Les deux frères ont tout pour s’aimer, mais ils choisissent
comme s’ils évoluaient dans une longue galerie de miroirs,
de se renvoyer sans fin leurs images, et par un effet de double aveuglement
de devenir chacun le bouc-émissaire de l’autre. L’un
persiste à croire qu’il est l’esprit et l’autre
qu’il est la force ; chacun en veut à son alter ego d’incarner
ce qu’il n’est pas (ou qu’il croit ne pas être)
et rêve en secret d’enfiler ce costume qui le fascine, de
glisser à son doigt cet anneau magique qu’il ne détient
pas : il voudrait posséder, voire incarner, à la fois ses
propres vertus et celles de l’autre, ces vertus fussent-elles imaginaires.
Les deux partenaires s’engagent ainsi dans une danse étrange,
une valse de l’envie et de la jalousie, qui au début les
amuse, mais qui bientôt s’accélère et les emporte,
et qui à tout moment, parce qu’elle devient frénétique,
peut les projeter au sol.
Force est de constater que la France et les USA sont les deux seules grandes
démocraties à ne pas s’être affrontées
militairement. On peut presque s’en inquiéter. On jurerait
en effet, à les regarder faire et penser, que cela leur manque.
Du côté français, on aime railler l’Amérique,
et ce, quelle que soit sa tendance politique. Depuis deux siècles,
chacun dans notre pays y va de son aphorisme réducteur sur le peuple
américain. Au XIXè siècle, Stendhal parlait
d’une « race de boutiquiers », à l’entrée
du XXè, Valéry d’une « civilisation de la quantité
», et plus près de nous un entraîneur national de football
(un de nos nouveaux penseurs ?), d’un peuple incapable de comprendre
les subtilités de notre jeu national, sous prétexte «
qu’on achète facilement des marchandises mais plus difficilement
de la culture sportive. »
Du côté Américain, on aime rester centré sur
la France, s’inquiéter du regard porté par la France
sur l’Amérique. En période de crise par exemple, on
préfèrera se focaliser sur le « Non » français
plutôt que de s’inquiéter du « Non » chinois
et du « Non » russe, lesquels en terme de géopolitique
ont pourtant au moins autant d’importance.
Face à l’inflation et à la démesure, deux solutions
se présentent à la France, à son peuple et à
son intelligentsia.
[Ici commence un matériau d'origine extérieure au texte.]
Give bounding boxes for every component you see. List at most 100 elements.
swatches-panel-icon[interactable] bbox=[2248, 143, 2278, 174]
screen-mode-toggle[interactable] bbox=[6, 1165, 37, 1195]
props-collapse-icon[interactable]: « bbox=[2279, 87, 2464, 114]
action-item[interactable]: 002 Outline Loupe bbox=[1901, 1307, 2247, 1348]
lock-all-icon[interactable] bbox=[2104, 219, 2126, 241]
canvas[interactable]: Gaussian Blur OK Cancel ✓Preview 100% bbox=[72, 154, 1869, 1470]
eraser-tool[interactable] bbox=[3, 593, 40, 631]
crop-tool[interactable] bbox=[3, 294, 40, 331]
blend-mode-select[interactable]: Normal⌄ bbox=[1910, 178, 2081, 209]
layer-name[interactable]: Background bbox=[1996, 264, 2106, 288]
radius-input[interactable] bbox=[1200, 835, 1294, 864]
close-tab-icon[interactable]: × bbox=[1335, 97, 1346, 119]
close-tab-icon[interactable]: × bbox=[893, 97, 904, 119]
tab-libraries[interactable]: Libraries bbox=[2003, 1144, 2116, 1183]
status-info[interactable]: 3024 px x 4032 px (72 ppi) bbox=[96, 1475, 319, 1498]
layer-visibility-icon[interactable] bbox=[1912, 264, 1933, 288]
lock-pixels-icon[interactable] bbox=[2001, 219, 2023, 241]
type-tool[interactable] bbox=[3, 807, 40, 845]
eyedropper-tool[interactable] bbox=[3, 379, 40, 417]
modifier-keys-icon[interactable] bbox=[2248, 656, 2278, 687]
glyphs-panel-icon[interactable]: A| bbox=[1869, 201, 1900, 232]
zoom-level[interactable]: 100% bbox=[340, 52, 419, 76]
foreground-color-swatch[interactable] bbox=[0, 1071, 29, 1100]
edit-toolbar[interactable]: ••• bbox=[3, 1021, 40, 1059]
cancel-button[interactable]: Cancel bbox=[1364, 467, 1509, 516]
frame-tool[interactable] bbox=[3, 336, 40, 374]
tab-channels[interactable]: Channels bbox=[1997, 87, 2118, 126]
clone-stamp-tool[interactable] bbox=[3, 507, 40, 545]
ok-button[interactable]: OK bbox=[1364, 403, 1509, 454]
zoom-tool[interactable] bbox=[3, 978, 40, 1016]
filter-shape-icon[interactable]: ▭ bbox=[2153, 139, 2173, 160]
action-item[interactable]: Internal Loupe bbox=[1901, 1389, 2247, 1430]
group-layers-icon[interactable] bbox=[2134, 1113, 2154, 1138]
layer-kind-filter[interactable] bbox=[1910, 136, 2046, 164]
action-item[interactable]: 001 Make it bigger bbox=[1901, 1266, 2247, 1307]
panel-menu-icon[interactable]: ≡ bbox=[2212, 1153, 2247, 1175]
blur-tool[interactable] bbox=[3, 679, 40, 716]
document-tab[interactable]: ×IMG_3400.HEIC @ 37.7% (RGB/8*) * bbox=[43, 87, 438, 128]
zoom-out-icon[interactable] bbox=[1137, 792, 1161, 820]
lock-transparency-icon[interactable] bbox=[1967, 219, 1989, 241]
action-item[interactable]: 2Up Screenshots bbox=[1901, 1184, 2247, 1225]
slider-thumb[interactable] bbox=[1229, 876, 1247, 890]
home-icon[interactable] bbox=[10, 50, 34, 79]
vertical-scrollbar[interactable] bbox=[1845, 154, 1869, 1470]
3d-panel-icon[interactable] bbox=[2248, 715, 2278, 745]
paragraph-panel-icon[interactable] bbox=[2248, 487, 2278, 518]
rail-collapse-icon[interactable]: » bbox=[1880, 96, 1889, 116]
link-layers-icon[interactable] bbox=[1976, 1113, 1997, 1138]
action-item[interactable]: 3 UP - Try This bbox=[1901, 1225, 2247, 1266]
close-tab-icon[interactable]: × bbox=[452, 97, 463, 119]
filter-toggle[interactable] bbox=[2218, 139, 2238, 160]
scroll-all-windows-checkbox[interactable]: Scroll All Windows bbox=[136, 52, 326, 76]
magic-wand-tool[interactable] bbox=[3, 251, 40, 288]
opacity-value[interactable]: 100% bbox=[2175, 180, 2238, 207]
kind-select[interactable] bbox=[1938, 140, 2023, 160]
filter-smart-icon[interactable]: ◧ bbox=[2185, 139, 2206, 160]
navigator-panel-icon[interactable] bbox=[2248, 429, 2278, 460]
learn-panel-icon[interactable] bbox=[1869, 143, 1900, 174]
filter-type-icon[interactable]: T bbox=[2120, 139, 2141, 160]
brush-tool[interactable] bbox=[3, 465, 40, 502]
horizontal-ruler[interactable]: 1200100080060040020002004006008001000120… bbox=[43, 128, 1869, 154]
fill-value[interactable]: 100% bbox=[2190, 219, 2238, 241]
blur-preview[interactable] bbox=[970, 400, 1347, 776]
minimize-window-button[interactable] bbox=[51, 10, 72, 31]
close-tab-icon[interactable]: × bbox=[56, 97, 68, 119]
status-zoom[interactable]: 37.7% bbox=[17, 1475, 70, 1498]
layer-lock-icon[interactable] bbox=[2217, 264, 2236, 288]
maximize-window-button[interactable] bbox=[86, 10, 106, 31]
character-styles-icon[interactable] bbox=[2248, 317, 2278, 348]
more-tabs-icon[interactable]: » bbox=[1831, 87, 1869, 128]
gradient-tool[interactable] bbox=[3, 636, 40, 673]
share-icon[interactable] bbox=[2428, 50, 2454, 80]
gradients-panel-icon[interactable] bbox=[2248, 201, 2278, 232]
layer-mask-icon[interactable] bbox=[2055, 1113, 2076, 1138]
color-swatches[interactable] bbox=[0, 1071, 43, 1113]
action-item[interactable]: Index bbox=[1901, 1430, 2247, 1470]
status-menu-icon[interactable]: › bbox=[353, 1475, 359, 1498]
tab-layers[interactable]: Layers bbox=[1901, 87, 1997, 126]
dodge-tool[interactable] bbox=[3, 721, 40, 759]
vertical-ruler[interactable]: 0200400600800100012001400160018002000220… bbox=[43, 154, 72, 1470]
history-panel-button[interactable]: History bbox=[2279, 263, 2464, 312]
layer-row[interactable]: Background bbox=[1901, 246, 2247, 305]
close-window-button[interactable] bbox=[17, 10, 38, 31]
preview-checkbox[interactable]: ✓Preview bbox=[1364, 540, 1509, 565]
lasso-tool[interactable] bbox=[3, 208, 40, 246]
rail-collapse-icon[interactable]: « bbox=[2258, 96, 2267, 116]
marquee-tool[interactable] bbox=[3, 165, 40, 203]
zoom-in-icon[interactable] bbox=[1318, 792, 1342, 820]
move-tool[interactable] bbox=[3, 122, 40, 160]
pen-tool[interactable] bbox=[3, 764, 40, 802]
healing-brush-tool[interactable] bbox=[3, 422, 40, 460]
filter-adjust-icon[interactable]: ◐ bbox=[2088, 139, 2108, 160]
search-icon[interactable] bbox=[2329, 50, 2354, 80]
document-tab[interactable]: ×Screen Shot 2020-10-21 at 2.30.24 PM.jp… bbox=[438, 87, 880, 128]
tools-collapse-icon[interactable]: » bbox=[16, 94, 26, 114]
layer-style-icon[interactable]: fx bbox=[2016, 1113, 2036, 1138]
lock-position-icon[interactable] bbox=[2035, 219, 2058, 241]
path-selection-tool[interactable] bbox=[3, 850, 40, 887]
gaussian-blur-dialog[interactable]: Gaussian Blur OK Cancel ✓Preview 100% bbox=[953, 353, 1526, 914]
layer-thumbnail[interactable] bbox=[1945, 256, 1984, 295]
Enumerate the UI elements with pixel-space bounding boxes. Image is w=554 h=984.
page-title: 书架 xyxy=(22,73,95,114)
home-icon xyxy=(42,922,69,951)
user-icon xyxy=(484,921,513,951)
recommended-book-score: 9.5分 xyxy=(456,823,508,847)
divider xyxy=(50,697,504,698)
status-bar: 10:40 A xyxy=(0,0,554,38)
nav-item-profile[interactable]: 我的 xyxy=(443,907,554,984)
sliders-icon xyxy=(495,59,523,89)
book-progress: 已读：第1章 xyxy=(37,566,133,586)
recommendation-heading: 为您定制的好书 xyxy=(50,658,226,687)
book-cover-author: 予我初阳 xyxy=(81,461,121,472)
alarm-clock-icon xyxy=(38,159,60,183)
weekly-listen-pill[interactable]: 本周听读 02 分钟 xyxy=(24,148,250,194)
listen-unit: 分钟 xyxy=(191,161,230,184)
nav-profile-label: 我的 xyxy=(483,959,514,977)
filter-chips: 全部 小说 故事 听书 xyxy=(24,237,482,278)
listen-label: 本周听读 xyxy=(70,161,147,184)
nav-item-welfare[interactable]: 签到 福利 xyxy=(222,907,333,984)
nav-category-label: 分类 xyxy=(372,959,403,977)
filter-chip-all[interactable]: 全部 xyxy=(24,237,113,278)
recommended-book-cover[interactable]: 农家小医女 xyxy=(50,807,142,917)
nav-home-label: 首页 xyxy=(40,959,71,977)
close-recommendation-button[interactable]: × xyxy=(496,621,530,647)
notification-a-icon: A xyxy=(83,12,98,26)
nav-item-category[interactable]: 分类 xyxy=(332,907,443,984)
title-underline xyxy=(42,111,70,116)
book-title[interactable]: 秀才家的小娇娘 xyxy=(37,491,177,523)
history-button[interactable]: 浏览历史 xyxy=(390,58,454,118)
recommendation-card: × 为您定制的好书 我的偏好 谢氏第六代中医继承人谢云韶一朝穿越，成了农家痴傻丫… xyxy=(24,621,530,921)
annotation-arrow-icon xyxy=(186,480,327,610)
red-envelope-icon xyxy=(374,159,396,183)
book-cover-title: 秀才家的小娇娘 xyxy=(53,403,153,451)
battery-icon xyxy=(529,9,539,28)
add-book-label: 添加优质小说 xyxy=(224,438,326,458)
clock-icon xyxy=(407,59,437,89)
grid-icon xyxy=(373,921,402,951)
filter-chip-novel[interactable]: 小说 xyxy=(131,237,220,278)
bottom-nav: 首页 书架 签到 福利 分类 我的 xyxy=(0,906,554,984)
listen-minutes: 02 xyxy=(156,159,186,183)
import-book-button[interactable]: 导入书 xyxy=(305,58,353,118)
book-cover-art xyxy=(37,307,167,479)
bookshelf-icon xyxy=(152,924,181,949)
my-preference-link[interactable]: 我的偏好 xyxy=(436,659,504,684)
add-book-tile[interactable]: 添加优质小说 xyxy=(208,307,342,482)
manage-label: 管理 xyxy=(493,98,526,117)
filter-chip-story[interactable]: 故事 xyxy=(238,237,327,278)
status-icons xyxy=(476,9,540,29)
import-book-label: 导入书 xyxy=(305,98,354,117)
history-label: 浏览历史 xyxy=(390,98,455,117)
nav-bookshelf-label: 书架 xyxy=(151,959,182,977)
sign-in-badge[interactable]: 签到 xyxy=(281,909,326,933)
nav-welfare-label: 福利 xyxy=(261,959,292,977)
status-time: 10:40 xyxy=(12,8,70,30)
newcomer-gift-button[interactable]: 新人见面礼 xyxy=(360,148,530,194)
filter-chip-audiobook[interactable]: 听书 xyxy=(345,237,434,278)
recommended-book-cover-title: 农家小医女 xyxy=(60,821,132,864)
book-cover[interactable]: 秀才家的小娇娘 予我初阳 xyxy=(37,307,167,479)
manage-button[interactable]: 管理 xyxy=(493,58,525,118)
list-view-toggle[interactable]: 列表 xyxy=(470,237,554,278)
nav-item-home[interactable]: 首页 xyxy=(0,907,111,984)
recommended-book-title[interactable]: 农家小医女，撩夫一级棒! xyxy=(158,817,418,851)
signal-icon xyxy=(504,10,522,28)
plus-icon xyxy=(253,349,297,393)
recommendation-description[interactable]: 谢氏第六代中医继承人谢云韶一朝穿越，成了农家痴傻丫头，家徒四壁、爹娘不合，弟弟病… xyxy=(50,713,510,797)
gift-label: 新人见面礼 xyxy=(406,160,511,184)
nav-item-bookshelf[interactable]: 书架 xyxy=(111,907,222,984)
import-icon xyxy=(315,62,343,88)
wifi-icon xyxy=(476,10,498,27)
La première consiste à accélérer
encore le rythme de la danse, à continuer de nous surestimer, de
mépriser l’Amérique (en sous-estimant sa capacité
intellectuelle, en niant ses beautés et ses subtilités)
et, parallèlement, à nous montrer incapables de construire
l’Europe, notre nouvelle puissance. En agissant ainsi on ne ferait
rien d’autre qu’entretenir nos propres complexes et qu’encourager
l’Amérique à cultiver les siens, qu’à
montrer un peu plus ses « muscles » et qu’à déployer
un peu mieux ses ailes de faucon. La seconde solution consiste à
ralentir le rythme et à désamorcer la bombe, à reconnaître,
à l’instar de notre participante, que nous nageons dans les
préjugés.
En un mot, rencontrons l’Amérique et continuons plus que
jamais à lui parler, à chercher à la comprendre et
à l’estimer. Elle nous aime, ne la repoussons pas, et parions,
puisqu’elle nous admire, qu’elle est prête de son côté
à agir de même. Ne rejetons pas nos fautes sur notre partenaire
: la valse, ne l’oublions jamais, se danse à deux.
* Mr Perrichon doit choisir son gendre : au terme de sa quête, il
regrettera celui qui l’a sauvé pour élire celui qu’il
sauvé. On notera à ce propos et avec amusement que le syndrome
de Stockholm (épouser la cause de son ennemi), parce que spectaculaire,
est répertorié par les médias, tandis que, de son
côté, le syndrome de Perrichon – excessivement banal
– n’est jamais ni mentionné ni même repéré
par ces mêmes médias.
Xavier Bachelot. Avec la participation de Philippe Charamat.